Das Organisationskomitee berief 14 Ausschüsse mit Experten, u. a. für Finanzen, Verkehr, Kunst, visuelle Gestaltung, für Presse, Protokoll oder die Segelwettbewerbe in Kiel. Die Geschäftsführung bzw. das Generalsekretariat, das seinen Sitz in der Münchner Saarstraße nahe dem Olympiagelände bezog, oblag von 1967 bis 1974 dem Münchner Rechtsanwalt Herbert Kunze (1908–2007), gleichzeitig Schatzmeister des Deutschen Sportbundes und Vizepräsident des NOK. Als Schatzmeister fungierte der vormalige bayerische Finanzminister Rudolf Eberhard (CSU, 1914–1998, Finanzminister 1957–1964). Die Stadt München schuf 1966 ein eigenes "Investitionsplanungs- und Olympiareferat". Der Freistaat beschloss am 29. April 1966 die Einrichtung einer Olympiakommission der Staatsregierung unter der Federführung des für Sport zuständigen Kultusministeriums.
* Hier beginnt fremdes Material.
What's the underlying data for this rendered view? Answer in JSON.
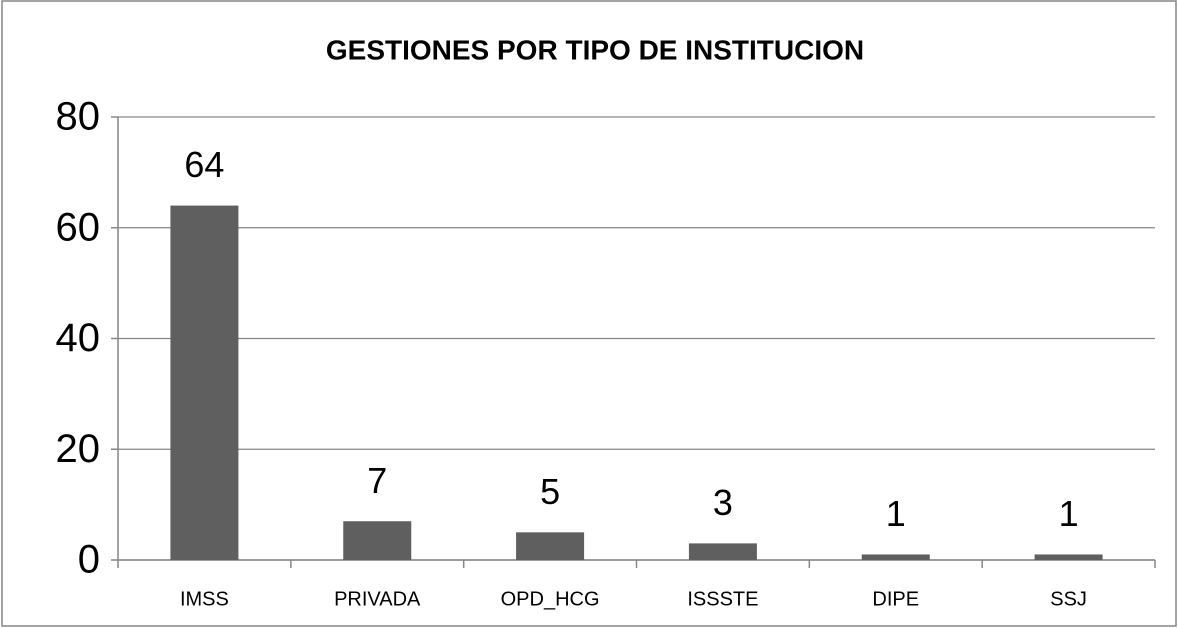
{
  "chart_data": {
    "type": "bar",
    "title": "GESTIONES POR TIPO DE INSTITUCION",
    "categories": [
      "IMSS",
      "PRIVADA",
      "OPD_HCG",
      "ISSSTE",
      "DIPE",
      "SSJ"
    ],
    "values": [
      64,
      7,
      5,
      3,
      1,
      1
    ],
    "color": "#5f5f5f",
    "ylim": [
      0,
      80
    ],
    "yticks": [
      0,
      20,
      40,
      60,
      80
    ],
    "grid": true
  }
}
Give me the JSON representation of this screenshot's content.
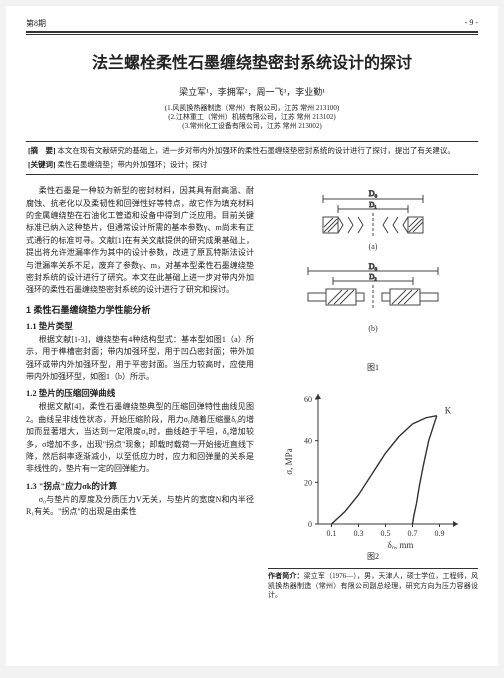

Am 10. Juli 1967 schlossen Stadt, Freistaat und Bund Konsortialverträge zur Bestreitung der Investitionskosten, außerdem zur "Gründung der Olympia-Baugesellschaft mbH München", die fortan als Bauherr fungierte und in deren Aufsichtsrat als Vertreter des Bundes unter anderem bis Oktober 1969 Bundesfinanzminister Franz Joseph Strauß (CSU, 1915–1988, Bundesfinanzminister 1966–1969, CSU-Vorsitzender 1961–1988) Mitglied war.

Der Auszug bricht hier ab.